Comprehensive Proteomic Profiling of Pressure Ulcers in Patients with Spinal Cord Injury Identifies a Specific Protein Pattern of Pathology
Author(s) -
Montserrat BaldánMartín,
Tatiana Martín-Rojas,
Nerea Corbacho-Alonso,
Juan Antonio López,
Tamara Sastre-Oliva,
Félix Gil-Dones,
Jesús Vázquez,
Jose Manuel Arevalo,
Laura Mouriño-Álvarez,
María G. Barderas
Publication year - 2019
Publication title -
advances in wound care
Language(s) - English
Resource type - Journals
SCImago Journal Rank - 0.864
H-Index - 24
eISSN - 2162-1934
pISSN - 2162-1918
DOI - 10.1089/wound.2019.0968
Subject(s) - pathology , medicine , spinal cord injury , apolipoprotein a1 , proteomics , apolipoprotein b , bioinformatics , spinal cord , biology , biochemistry , gene , psychiatry , cholesterol
Objective: Severe pressure ulcers (PUs) do not respond to conservative wound therapy and need surgical repair.
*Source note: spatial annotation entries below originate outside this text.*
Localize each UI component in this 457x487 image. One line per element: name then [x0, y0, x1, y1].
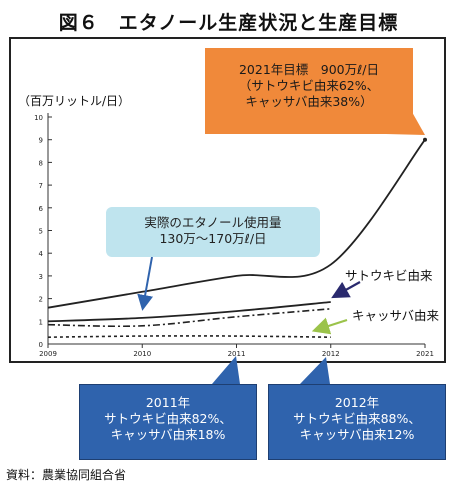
series-label-sugarcane: サトウキビ由来 — [345, 268, 433, 283]
x-tick-label: 2021 — [416, 350, 434, 358]
source-note: 資料：農業協同組合省 — [6, 468, 127, 482]
x-tick-label: 2012 — [322, 350, 340, 358]
target-point — [423, 137, 427, 142]
y-tick-label: 3 — [39, 273, 43, 281]
y-tick-label: 10 — [34, 114, 43, 122]
y-tick-label: 0 — [39, 341, 43, 349]
series-line-0 — [47, 139, 426, 309]
chart-lines — [47, 137, 427, 338]
y-tick-label: 9 — [39, 137, 43, 145]
callout-arrows — [137, 112, 425, 384]
year-2011-callout: 2011年 サトウキビ由来82%、 キャッサバ由来18% — [79, 384, 257, 460]
target-callout: 2021年目標 900万ℓ/日 （サトウキビ由来62%、 キャッサバ由来38%） — [205, 48, 413, 134]
y2011-callout-line2: サトウキビ由来82%、 — [104, 411, 232, 426]
y-tick-label: 2 — [39, 296, 43, 304]
y2011-callout-line3: キャッサバ由来18% — [110, 427, 226, 442]
y2012-callout-line1: 2012年 — [334, 395, 380, 410]
chart-ticks: 0 1 2 3 4 5 6 7 8 9 10 2009 2010 2011 2012 2021 — [34, 114, 434, 358]
target-callout-line3: キャッサバ由来38%） — [245, 94, 373, 109]
x-tick-label: 2009 — [39, 350, 57, 358]
actual-usage-arrow — [137, 256, 153, 311]
y-tick-label: 6 — [39, 205, 44, 213]
series-line-2 — [47, 308, 331, 328]
y-tick-label: 8 — [39, 159, 43, 167]
y-tick-label: 7 — [39, 182, 43, 190]
series-label-cassava: キャッサバ由来 — [352, 308, 440, 323]
cassava-arrow — [311, 317, 348, 335]
x-tick-label: 2011 — [228, 350, 246, 358]
actual-callout-line1: 実際のエタノール使用量 — [144, 215, 282, 230]
year-2012-callout: 2012年 サトウキビ由来88%、 キャッサバ由来12% — [268, 384, 446, 460]
sugarcane-arrow — [331, 281, 361, 299]
target-callout-line1: 2021年目標 900万ℓ/日 — [238, 62, 380, 77]
y-tick-label: 1 — [39, 318, 43, 326]
y2012-callout-tail — [300, 357, 330, 384]
y-tick-label: 4 — [39, 250, 44, 258]
actual-usage-callout: 実際のエタノール使用量 130万～170万ℓ/日 — [106, 207, 320, 257]
series-line-1 — [47, 301, 331, 323]
y-axis-label: （百万リットル/日） — [18, 94, 131, 108]
y-tick-label: 5 — [39, 228, 43, 236]
target-callout-line2: （サトウキビ由来62%、 — [238, 78, 380, 93]
actual-callout-line2: 130万～170万ℓ/日 — [159, 231, 267, 246]
y2012-callout-line2: サトウキビ由来88%、 — [293, 411, 421, 426]
y2011-callout-line1: 2011年 — [145, 395, 191, 410]
series-line-3 — [47, 335, 331, 338]
y2011-callout-tail — [212, 356, 240, 384]
page-title: 図６ エタノール生産状況と生産目標 — [58, 12, 399, 34]
x-tick-label: 2010 — [133, 350, 151, 358]
y2012-callout-line3: キャッサバ由来12% — [299, 427, 415, 442]
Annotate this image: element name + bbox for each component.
To better understand the pathogenesis and to advance on new therapeutic options, we focused on the proteomic analysis of PU, which offers substantial opportunities to identify significant changes in protein abundance during the course of PU formation in an unbiased manner. Approach: To better define the protein pattern of this pathology, we performed a proteomic approach in which we compare severe PU tissue from spinal cord injury (SCI) patients with control tissue from the same patients. Results: We found 76 proteins with difference in abundance. Of these, 10 proteins were verified as proteins that define the pathology: antithrombin-III, alpha-1-antitrypsin, kininogen-1, alpha-2-macroglobulin, fibronectin, apolipoprotein A-I, collagen alpha-1 (XII) chain, haptoglobin, apolipoprotein B-100, and complement factor B. Innovation: This is the first study to analyze differential abundance protein of PU tissue from SCI patients using high-throughput protein identification and quantification by tandem mass tags followed by liquid chromatography tandem mass spectrometry. Conclusion: Differential abundance proteins are mainly involved in tissue regeneration. These proteins might be considered as future therapeutic options to enhance the physiological response and permit cellular repair of damaged tissue.